Angered by months of delays, the construction company that installed problematic decking on the Morrison Bridge last year demanded nearly $2 million above its initial price when the project was completed.

According to documents obtained by the Mercury in a public records request, Conway Construction Company claimed Multnomah County was responsible for the lengthy hold-ups—officials had demanded the company improve its system for keeping pollutants out of the river—and should bear the costs for added work and stoppages.

Now, with a still-undisclosed settlement in this dispute freshly approved by the Multnomah County Board of Commissioners—and while a lawsuit over needed repairs slogs on—these internal communications offer an idea how much more we might be paying for the deeply flawed project.

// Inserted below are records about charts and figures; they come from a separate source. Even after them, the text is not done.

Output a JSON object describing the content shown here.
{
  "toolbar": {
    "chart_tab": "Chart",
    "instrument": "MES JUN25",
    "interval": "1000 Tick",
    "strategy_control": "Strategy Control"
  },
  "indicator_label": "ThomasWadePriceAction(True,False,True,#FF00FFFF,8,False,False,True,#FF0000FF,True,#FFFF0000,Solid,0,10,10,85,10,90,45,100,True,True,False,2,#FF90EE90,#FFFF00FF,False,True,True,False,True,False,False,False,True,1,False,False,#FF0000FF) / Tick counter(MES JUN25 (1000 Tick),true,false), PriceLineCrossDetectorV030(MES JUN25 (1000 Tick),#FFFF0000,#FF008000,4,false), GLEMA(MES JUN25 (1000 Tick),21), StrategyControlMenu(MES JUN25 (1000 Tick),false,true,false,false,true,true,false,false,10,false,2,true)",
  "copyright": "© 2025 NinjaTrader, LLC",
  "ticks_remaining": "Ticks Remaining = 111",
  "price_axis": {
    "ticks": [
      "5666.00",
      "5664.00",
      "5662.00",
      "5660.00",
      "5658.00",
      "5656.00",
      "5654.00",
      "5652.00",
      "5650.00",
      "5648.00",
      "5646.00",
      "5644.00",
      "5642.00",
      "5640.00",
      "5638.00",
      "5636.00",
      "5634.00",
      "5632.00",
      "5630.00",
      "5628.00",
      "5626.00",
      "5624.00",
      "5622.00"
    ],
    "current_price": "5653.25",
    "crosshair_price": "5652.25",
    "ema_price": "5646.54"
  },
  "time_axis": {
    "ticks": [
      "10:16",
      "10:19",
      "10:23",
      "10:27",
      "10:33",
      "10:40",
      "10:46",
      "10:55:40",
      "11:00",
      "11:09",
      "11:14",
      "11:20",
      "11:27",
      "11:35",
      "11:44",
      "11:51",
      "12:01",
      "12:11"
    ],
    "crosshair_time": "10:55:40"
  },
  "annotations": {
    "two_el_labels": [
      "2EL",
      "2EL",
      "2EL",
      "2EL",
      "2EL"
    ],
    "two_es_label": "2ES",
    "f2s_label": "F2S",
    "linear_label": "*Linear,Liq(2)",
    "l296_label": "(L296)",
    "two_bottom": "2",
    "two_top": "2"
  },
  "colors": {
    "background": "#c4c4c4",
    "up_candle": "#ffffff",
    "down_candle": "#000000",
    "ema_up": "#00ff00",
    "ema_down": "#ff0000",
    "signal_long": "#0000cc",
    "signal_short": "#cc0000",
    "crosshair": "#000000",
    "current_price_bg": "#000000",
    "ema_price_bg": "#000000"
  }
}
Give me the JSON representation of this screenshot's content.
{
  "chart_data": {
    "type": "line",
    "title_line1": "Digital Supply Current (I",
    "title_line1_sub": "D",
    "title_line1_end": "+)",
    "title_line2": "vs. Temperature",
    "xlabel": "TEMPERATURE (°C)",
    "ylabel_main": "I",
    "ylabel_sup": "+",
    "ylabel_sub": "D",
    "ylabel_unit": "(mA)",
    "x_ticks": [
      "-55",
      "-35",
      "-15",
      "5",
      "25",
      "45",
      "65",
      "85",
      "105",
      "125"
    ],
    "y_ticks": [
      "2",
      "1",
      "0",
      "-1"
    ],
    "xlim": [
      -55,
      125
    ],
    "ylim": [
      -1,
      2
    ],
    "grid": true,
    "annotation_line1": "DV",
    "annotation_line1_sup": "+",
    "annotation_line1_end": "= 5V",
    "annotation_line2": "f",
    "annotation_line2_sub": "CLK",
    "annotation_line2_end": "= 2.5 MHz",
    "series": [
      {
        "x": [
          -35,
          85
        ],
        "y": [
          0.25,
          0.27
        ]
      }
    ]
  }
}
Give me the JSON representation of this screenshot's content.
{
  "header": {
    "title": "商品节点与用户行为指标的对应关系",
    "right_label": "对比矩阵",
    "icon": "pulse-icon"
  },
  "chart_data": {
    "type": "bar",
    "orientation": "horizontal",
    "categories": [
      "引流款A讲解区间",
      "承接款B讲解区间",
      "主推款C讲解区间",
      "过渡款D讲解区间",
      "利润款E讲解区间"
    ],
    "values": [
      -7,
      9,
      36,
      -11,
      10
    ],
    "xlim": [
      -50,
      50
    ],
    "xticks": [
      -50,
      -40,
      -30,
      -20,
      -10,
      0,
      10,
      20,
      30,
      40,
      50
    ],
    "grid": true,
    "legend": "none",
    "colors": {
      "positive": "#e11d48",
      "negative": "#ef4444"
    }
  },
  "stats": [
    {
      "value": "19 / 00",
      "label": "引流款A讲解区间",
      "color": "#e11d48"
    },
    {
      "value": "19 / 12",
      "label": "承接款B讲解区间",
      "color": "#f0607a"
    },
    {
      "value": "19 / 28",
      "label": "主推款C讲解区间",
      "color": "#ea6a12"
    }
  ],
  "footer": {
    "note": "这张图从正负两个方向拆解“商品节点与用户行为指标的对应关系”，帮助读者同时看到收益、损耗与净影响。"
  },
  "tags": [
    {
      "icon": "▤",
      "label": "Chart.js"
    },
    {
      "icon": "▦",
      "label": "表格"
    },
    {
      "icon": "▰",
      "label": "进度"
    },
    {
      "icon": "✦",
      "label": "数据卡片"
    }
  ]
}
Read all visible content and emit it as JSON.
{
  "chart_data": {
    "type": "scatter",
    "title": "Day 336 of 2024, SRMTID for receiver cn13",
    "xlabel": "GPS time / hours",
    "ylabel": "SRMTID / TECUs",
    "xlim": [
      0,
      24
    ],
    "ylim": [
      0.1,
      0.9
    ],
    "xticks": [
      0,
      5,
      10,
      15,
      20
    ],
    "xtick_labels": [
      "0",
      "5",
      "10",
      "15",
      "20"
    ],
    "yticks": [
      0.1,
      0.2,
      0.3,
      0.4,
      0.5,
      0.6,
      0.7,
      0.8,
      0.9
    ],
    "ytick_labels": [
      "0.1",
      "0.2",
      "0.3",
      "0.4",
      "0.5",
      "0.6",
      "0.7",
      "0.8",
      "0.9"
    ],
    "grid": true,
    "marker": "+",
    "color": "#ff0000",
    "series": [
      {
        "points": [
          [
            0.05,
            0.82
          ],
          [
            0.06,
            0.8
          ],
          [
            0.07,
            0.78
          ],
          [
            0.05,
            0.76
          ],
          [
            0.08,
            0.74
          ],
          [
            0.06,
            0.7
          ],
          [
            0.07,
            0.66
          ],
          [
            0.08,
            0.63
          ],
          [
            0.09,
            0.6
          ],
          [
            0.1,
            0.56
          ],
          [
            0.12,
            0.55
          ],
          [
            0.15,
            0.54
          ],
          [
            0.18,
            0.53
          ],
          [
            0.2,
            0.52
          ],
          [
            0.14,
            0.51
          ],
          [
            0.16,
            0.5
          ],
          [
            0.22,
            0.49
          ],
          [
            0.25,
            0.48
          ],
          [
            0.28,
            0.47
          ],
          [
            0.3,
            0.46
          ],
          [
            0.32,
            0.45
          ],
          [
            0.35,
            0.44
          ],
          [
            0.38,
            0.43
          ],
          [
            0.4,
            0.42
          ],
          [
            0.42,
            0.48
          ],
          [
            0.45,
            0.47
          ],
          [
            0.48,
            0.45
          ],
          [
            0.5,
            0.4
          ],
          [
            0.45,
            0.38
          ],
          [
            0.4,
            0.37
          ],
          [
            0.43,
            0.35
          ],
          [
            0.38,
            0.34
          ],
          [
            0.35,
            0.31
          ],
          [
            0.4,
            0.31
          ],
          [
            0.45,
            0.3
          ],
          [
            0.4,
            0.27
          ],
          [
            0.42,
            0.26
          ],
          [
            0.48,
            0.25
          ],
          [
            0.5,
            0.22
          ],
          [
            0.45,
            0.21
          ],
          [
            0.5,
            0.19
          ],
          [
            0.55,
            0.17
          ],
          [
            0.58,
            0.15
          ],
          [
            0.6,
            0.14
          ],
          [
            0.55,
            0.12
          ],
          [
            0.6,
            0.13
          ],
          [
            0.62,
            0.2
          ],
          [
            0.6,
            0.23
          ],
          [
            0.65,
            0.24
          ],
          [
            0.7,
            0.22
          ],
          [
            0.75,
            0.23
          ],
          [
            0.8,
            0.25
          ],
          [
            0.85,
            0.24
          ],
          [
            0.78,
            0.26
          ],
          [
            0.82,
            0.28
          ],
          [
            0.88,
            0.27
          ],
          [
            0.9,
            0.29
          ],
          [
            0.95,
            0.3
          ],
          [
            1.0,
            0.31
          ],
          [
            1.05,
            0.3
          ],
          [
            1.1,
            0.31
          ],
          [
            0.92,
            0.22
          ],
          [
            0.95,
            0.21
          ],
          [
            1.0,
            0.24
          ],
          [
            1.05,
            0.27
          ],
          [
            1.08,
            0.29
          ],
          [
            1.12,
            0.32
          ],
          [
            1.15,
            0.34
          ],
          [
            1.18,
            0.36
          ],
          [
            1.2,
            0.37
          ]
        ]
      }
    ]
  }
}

Possibly upward of $1 million.

It turns out the county and Conway, struggling to find common ground, entered mediation as the Morrison project neared its March 2012 completion. They wanted a third-party opinion on who should bear added costs for the bridge rehabilitation. That opinion didn't favor the county—the mediator found Multnomah County should pay for roughly two-thirds of the construction company's demanded costs, according to an internal memo from September 2012 [pdf].

And though county workers disagreed with those findings, staffers recommended settling with Conway anyway—for between $750,000 and $1.2 million.

"Given Conway's intractable negotiation approach, and the complexity of the issues involved in Conway's claims," the memo said, it would be cheaper and easier to settle. "It is possible that an aggressive defense approach may convince Conway to adopt a more reasonable settlement posture," the document says, "but it is also possible that nothing short of litigation will resolve the dispute."

The memo is more than a year old, so the numbers may have changed. According to a statement from county spokesman Mike Pullen, "the settlement amount is substantially less than the contractor's claimed amount." It seems safe to say that number's somewhere south of $2 million.

Even so, a settlement in the range laid out in the memo represents a relatively large increase in the project's $4.2 million initial cost—potentially more than 25 percent over Conway's original bid.

And we've got to redo much of the work.